A Curious Case of Optimisation

Consider the following problem often encountered in web applications:

There are two models Student and User. The students table has an attribute user_id which references the id on the users table. You want to print out the username of students in section A.

You implement the following code, which translates to the pseudocode - Fetch all students in section A from the database. For each student, fetch the user from the database.

students = Student.where(section: 'A')

students.each do |student|
  puts User.find(student.user_id).username
end

Someone reviews your code and correctly points out that you are running N + 1 queries which slows the page. You fix it by prefetching all users and finding the right user in memory.

students = Student.where(section: 'A')

user_ids = students.pluck(:user_id)

users = User.where(id: user_ids)

students.each do |student|
  user = users.find { |user| user.id == student.user_id }
  puts user.username
end

You run two queries now, and page loads faster on the development database. Your code is merged, but the production feels more sluggish.

That doesn’t make sense!

Benchmarks
Analysis
Hash approach
Using ORM API

Benchmarks

Here are benchmarks for the above and two other implementations - Hash and ORM API (discussed below) on a local database:

N	(N + 1) Query	Prefetch	Hash	ORM API
10	0.0163	0.0055	0.0053	0.0048
50	0.0557	0.0108	0.0082	0.0089
100	0.1005	0.0197	0.0120	0.0140
500	0.4517	0.1505	0.0428	0.0564
1,000	0.9273	0.4634	0.0767	0.0927
5,000	4.9729	10.572	0.3522	0.3989
10,000	9.3168	60.571	0.6063	0.8187

Observations from the above table:

Hash and ORM API approach scale well - taking less than a second for 10,000 records.
Prefetch performs better for small values of N (< 2000) which is typical for development
(N + 1) query functions better for larger N, present in the production database.

The benchmark depends on many factors - notably the round trip time from the database. Local databases respond in ~2 ms, whereas a remote database responds in ~150ms, which completely changes the benchmark results.

Analysis

Here’s understand the costs involved in both methods:

Costs of (N + 1) query   = (Fetch students) + N * (Fetch user)
                         = O(N) queries

Costs of prefetch method = (Fetch students) + (Pluck user_ids) 
                           + (Fetch users) +  ((N * (N - 1)/2) * iterations
                         = O(N^2) iterations

Cost of iterations is much smaller than the cost of queries (10^-4ms « 0.5ms).

For small N, the cost of N queries dominates over the N^2 iterations. But for larger and larger N, the cost of N^2 iterations adds up and increases quadratically.

Profiling is the only way to be sure about performance.

Let’s see two better ways to solve this problem.

Hash approach

Here’s the critical realization - Each of the users match precisely one of the students.

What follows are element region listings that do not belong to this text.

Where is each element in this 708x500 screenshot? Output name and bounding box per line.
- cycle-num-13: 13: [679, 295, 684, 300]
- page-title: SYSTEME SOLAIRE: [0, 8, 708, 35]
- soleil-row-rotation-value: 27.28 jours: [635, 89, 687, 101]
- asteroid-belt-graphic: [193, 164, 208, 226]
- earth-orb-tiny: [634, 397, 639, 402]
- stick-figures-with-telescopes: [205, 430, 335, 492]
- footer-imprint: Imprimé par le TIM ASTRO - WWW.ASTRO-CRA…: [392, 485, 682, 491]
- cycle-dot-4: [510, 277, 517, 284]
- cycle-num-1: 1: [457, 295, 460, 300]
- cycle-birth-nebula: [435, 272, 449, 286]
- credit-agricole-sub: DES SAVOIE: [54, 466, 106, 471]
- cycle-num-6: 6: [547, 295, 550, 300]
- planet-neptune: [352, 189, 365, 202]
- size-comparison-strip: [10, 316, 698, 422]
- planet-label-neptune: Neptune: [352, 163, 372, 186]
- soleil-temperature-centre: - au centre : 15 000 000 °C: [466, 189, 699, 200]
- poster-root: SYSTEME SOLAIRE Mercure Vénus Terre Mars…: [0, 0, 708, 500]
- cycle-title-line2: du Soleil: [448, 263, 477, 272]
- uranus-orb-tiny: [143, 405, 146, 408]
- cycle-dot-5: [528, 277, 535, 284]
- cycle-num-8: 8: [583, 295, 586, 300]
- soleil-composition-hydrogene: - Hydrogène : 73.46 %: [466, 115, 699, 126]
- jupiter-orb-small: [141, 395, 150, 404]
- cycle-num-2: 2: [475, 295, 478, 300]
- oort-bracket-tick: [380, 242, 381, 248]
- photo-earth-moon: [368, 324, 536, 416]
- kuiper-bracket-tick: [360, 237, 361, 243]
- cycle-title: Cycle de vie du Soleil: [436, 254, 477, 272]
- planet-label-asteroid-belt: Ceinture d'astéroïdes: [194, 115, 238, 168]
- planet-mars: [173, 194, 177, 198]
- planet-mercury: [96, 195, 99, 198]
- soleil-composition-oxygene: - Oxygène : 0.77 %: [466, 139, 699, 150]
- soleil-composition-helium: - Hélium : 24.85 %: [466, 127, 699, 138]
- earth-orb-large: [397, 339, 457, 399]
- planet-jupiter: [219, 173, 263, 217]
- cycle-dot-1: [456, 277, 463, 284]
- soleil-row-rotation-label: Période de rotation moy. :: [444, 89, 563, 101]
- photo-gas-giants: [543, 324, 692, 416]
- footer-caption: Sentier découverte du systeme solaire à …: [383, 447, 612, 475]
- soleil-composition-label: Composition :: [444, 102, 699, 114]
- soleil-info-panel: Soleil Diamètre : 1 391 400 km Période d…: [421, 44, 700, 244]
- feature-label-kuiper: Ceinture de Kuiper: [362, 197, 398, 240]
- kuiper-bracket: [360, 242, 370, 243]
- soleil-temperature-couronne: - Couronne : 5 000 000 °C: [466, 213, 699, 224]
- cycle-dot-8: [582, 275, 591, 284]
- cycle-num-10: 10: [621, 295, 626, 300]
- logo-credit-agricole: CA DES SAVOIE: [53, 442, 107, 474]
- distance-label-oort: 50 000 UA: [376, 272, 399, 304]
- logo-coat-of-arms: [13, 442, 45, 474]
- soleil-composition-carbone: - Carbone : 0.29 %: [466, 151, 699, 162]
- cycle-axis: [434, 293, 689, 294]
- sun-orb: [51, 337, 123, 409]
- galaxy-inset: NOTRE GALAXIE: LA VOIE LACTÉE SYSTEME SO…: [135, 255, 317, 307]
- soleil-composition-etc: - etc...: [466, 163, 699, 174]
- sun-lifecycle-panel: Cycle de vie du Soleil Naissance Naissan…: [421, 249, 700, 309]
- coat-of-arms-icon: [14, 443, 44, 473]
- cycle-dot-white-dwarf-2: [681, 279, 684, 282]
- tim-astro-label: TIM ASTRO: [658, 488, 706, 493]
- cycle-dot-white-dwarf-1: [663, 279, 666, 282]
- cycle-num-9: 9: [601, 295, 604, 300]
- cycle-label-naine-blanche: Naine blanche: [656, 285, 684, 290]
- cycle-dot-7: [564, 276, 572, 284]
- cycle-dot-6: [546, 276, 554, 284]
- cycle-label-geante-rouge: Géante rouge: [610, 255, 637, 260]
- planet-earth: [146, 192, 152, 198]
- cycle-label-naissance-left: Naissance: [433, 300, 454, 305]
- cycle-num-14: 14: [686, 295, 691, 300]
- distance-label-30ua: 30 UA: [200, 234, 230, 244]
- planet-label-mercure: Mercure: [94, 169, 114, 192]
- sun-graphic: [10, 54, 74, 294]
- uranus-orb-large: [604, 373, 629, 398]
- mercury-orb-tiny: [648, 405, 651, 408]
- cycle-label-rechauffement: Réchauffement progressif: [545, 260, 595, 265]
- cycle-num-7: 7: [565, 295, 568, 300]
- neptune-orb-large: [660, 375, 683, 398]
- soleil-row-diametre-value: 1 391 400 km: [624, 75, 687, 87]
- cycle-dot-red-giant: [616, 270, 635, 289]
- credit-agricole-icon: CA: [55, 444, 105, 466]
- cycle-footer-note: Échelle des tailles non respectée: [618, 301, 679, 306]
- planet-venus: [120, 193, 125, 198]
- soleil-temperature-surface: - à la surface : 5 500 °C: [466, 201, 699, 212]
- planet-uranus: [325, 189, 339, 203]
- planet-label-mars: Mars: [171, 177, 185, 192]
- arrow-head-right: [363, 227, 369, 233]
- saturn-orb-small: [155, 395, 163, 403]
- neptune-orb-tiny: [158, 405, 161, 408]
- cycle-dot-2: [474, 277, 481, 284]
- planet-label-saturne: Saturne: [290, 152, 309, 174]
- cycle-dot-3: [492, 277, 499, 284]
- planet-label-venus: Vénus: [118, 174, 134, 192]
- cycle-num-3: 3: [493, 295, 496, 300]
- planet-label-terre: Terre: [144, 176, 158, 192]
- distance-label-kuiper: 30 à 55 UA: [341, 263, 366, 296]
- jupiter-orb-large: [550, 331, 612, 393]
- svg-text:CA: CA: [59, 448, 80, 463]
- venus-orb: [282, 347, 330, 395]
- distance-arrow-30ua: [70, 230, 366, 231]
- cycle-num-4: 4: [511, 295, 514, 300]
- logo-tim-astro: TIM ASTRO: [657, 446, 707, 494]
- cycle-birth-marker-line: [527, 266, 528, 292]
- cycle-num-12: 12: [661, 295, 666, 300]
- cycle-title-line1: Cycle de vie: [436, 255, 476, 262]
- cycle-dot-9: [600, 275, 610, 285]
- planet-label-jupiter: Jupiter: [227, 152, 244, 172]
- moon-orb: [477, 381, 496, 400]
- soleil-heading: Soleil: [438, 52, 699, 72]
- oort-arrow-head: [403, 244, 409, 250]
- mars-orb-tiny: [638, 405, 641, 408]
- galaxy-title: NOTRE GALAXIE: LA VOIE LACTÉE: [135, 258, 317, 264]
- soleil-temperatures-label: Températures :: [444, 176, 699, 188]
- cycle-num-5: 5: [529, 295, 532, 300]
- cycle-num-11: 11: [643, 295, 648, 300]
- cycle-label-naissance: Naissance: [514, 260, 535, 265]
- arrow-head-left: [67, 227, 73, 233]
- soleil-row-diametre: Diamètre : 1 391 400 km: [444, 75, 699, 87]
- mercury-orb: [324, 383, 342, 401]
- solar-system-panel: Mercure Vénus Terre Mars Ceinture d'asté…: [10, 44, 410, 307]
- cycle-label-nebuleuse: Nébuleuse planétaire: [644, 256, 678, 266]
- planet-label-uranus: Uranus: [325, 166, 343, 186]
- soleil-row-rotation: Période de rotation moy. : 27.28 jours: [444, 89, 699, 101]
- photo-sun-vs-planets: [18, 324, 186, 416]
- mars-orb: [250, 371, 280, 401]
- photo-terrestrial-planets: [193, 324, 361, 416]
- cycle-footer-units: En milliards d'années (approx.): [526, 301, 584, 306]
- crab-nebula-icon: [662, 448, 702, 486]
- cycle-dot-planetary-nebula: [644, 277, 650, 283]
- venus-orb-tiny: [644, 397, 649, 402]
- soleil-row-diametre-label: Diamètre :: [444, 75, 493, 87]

Hashes are a great way to store one to one mappings.

Using hashes converts O(n) inner iteration of prefetch method to O(1) hash table lookup.

Algorithm:

Fetch all students in section A from the database.
Fetch all user_id from such students from the database (using SELECT students.user_id or the ORM equivalent).
Fetch all users using user_id in step 2.
Create a hash using the foreign key as key and the object itself as the value.
For each student, look up the hash table and find the user.

Implementation:

# Step 1
students = Student.where(section: 'A')

# Step 2 - Avoid a query using preloaded students
user_ids = students.pluck(:user_id)

# Step 3
users = User.where(id: user_ids)

# Step 4
users = users.to_h { |user| [user.id, user] }

# Step 5
students.each do |student|
  puts users[student.user_id].username
end

Using ORM API

Databases and ORMs have recognized the need to work with relations efficiently. Rails has includes whereas Django has prefetch_related for fetching related records efficiently.

students = Student.where(section: 'A').includes(:user)

students.each do |student|
  puts student.user.username
end

Phew! That was shorter and is just as fast as the hash approach.